The threshold above which employers should be obliged to report their ethnicity pay gap should be 50 employees, according to a survey of accounting professionals.
The suggestion from the Association of Accounting Technicians (AAT) comes half way through a three-month government consultation into how ethnicity pay information should be reported by employers and who should be expected to report.
AAT research showed a clear majority of its members favoured a reporting threshold well below the 250 employees threshold in place for gender pay gap reporting.
Almost half (47%) would like reporting requirements to be applied to companies employing more than 50 employees, but one in five (19%) would go even further, suggesting ethnicity pay gap reporting for businesses employing more than 10 staff.
Ethnicity pay gaps
The AAT survey also showed that its members backed an obligation for companies to publish action plans detailing how they will improve their ethnicity pay gap.
AAT’s survey revealed that 50% believed the key benefit of ethnicity pay gap reporting would be improving social justice, 10% thought it would improve company performance and 2% of respondents stated it would create financial benefits.
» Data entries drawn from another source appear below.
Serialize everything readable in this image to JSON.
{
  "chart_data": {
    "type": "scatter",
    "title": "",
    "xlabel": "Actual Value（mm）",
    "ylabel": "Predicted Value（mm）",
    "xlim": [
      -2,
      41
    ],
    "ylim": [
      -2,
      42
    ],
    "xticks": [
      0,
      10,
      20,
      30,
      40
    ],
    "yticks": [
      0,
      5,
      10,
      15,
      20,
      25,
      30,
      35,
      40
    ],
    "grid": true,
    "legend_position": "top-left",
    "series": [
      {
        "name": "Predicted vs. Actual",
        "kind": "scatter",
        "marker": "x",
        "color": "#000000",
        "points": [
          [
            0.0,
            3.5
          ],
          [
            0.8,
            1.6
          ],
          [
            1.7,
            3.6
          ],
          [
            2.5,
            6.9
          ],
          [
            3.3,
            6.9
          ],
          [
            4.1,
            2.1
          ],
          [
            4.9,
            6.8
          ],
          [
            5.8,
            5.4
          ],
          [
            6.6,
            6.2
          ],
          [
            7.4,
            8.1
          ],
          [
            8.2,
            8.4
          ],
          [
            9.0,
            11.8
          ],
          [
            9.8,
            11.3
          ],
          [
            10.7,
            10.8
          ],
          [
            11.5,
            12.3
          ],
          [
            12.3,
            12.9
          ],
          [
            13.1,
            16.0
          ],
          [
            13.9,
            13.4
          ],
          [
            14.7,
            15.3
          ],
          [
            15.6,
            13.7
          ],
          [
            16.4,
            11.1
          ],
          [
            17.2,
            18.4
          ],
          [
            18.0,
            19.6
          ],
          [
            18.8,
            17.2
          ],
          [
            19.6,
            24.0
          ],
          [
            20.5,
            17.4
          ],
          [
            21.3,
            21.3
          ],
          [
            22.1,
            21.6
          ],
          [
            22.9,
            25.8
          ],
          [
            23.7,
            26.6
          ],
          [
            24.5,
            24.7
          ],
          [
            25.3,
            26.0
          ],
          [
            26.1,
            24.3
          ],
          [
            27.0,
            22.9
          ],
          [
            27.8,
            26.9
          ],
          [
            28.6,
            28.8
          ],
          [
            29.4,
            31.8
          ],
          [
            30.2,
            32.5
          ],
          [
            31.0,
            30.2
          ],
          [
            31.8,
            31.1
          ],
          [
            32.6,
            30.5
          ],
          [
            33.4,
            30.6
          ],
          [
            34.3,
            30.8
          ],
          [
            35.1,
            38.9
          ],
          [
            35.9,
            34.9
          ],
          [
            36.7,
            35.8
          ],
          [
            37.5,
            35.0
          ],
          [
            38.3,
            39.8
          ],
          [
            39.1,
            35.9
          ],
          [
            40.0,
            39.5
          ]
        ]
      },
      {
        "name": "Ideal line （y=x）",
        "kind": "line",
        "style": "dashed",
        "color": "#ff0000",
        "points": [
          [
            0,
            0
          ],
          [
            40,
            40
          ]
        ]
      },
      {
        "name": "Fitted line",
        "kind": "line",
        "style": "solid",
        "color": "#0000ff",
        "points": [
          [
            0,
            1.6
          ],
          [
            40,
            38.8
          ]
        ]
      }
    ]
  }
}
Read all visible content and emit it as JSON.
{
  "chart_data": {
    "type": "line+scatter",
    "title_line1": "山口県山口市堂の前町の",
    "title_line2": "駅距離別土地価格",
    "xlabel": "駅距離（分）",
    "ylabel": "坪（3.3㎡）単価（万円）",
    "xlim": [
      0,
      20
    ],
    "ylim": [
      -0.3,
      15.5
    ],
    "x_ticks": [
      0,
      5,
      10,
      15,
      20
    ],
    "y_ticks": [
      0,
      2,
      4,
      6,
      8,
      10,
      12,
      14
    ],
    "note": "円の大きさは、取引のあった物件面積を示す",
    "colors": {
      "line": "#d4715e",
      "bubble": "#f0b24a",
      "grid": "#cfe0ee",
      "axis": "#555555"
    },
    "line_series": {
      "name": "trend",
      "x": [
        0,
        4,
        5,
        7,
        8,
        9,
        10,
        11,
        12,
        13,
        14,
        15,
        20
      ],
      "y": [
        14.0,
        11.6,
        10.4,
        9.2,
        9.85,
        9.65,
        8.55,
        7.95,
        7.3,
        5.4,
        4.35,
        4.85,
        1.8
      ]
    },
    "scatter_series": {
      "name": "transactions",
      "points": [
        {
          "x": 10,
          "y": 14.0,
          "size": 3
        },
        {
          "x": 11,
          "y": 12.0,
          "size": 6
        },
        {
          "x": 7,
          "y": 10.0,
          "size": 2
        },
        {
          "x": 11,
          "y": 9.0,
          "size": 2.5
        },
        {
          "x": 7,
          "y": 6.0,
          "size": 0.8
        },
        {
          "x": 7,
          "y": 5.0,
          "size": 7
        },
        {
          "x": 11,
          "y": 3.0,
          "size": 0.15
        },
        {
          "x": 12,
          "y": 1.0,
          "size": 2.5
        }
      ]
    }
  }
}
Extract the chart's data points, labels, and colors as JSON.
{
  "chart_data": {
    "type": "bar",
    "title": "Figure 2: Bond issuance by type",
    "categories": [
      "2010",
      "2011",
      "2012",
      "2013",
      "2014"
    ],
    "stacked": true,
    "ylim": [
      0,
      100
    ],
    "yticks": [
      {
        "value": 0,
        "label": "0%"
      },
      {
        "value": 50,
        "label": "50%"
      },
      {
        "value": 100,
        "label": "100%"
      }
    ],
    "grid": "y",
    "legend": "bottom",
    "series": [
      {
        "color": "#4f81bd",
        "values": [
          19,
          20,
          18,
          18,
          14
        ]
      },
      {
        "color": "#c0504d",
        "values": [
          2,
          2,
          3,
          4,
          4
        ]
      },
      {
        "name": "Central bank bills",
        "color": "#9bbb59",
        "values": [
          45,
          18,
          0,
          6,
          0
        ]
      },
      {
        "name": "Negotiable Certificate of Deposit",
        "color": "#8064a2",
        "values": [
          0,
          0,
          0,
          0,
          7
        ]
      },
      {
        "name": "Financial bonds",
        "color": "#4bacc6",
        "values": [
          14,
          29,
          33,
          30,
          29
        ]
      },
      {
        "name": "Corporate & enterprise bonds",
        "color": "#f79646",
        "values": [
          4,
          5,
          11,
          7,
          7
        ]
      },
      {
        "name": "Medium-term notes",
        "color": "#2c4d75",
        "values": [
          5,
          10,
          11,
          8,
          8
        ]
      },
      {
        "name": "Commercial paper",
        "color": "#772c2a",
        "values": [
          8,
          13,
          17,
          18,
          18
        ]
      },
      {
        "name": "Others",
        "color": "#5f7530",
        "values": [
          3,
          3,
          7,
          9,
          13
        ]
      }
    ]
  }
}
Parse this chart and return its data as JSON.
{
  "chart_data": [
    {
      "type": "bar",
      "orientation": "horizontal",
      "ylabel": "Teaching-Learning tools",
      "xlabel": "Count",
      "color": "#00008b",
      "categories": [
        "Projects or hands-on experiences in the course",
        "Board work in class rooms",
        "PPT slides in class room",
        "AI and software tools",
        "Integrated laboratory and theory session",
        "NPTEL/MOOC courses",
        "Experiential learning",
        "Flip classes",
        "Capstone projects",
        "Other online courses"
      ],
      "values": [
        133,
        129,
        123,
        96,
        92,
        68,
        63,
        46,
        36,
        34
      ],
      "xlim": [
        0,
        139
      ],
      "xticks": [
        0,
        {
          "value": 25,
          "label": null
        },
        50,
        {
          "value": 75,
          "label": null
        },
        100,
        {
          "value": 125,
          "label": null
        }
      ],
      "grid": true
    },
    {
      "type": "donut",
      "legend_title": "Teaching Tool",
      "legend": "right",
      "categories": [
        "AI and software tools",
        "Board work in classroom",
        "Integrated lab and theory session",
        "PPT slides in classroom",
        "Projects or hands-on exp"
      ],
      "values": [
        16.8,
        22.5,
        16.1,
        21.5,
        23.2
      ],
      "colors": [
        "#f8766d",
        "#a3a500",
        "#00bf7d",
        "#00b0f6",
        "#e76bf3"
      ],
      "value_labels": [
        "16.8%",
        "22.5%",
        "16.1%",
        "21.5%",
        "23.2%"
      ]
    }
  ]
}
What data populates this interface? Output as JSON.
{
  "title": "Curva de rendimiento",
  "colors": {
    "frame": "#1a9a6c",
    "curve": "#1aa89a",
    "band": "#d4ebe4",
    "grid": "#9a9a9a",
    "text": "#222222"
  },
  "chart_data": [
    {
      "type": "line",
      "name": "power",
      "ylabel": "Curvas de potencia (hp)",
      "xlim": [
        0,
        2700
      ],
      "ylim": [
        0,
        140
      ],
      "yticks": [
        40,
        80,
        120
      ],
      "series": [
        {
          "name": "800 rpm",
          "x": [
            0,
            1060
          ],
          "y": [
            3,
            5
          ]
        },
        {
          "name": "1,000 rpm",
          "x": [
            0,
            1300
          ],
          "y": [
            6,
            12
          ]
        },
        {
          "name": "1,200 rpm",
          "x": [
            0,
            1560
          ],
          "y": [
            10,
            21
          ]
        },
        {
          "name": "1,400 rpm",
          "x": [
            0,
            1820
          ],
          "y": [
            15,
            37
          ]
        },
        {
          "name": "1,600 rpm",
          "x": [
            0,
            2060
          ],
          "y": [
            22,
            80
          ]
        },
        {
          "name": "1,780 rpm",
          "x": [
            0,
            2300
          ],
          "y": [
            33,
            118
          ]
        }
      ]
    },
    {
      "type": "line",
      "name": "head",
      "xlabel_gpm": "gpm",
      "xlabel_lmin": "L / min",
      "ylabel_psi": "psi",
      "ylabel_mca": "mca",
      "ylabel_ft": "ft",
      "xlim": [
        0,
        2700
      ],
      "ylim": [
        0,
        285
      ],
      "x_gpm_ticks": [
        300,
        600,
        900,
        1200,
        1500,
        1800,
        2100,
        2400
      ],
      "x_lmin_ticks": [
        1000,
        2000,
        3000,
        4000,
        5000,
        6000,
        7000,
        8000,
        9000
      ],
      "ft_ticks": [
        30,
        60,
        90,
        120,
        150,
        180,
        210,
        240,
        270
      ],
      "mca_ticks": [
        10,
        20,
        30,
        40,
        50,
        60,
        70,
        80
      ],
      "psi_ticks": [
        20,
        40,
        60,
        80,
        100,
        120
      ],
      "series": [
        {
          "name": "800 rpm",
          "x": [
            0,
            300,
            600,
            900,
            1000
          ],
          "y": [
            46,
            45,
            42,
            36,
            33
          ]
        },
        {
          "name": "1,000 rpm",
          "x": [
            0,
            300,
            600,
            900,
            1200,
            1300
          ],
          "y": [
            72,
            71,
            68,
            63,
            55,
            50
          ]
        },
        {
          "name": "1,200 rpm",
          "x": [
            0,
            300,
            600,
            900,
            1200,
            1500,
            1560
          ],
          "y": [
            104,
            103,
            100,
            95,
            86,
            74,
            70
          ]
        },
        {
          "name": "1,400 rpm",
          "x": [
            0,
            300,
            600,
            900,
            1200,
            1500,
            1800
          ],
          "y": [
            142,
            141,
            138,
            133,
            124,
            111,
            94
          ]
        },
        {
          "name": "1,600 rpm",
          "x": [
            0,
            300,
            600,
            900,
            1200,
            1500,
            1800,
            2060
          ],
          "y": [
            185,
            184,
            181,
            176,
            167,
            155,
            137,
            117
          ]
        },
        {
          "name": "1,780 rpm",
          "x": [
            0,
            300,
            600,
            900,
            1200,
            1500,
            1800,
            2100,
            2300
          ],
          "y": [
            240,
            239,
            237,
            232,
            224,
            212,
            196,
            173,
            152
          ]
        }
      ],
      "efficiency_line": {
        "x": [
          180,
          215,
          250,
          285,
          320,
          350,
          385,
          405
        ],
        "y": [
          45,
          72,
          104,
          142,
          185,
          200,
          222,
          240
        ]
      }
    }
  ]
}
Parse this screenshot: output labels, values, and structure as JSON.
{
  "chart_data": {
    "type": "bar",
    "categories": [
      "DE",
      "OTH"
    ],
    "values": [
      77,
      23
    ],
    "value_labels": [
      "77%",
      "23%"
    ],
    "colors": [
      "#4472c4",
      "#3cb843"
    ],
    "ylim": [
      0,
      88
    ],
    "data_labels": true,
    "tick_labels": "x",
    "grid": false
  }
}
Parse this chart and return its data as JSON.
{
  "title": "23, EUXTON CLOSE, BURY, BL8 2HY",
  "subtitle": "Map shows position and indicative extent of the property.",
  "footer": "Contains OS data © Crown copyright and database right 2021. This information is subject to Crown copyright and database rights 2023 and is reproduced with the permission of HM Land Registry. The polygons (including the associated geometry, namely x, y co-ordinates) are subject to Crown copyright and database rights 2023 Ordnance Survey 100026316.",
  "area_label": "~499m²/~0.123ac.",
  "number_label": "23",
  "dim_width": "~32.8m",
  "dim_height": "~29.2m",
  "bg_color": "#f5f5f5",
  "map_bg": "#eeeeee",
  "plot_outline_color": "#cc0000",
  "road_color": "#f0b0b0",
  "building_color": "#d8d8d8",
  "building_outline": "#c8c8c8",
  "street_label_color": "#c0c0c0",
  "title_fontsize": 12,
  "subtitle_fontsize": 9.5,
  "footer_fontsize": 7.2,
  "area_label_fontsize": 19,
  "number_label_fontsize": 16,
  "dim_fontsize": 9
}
One in five (21%) believed that all three of these benefits would be realised.
Phil Hall, head of public policy at the AAT, said: “Ethnicity pay reporting could have numerous benefits for employers, employees and the wider economy, as demonstrated by the views of our members. That said, we also recognise that more needs to be done to ensure these requirements are meaningful and lead to sustainable and positive changes.”
Kelly Tolhurst, minister for small business, consumers and corporate responsibility, who launched the ethnicity pay consultation said: “Transparency is a vital first step towards harnessing the power of a diverse workforce. We have seen the power of transparency in gender pay gap reporting.
“Reporting ethnicity pay information enables employers to identify – and then tackle – barriers to creating a truly diverse workforce. If there is a consistent approach to reporting, they can also benchmark and measure their progress by comparing themselves to other employers and learn from them.”
The professional accountancy body has more than 140,000 members, 13% of whom identify as black and minority ethnic.
Hall added: “Ninety-nine per cent of UK businesses employ less than 250 people so reducing the Ethnicity Pay Gap at smaller companies is likely to lead to much more compelling outcomes than simply requiring change at very large companies. That’s why AAT would like to see these requirements in place for all companies employing more than 50 employees.”
The government consultation ends on 11 January 2019.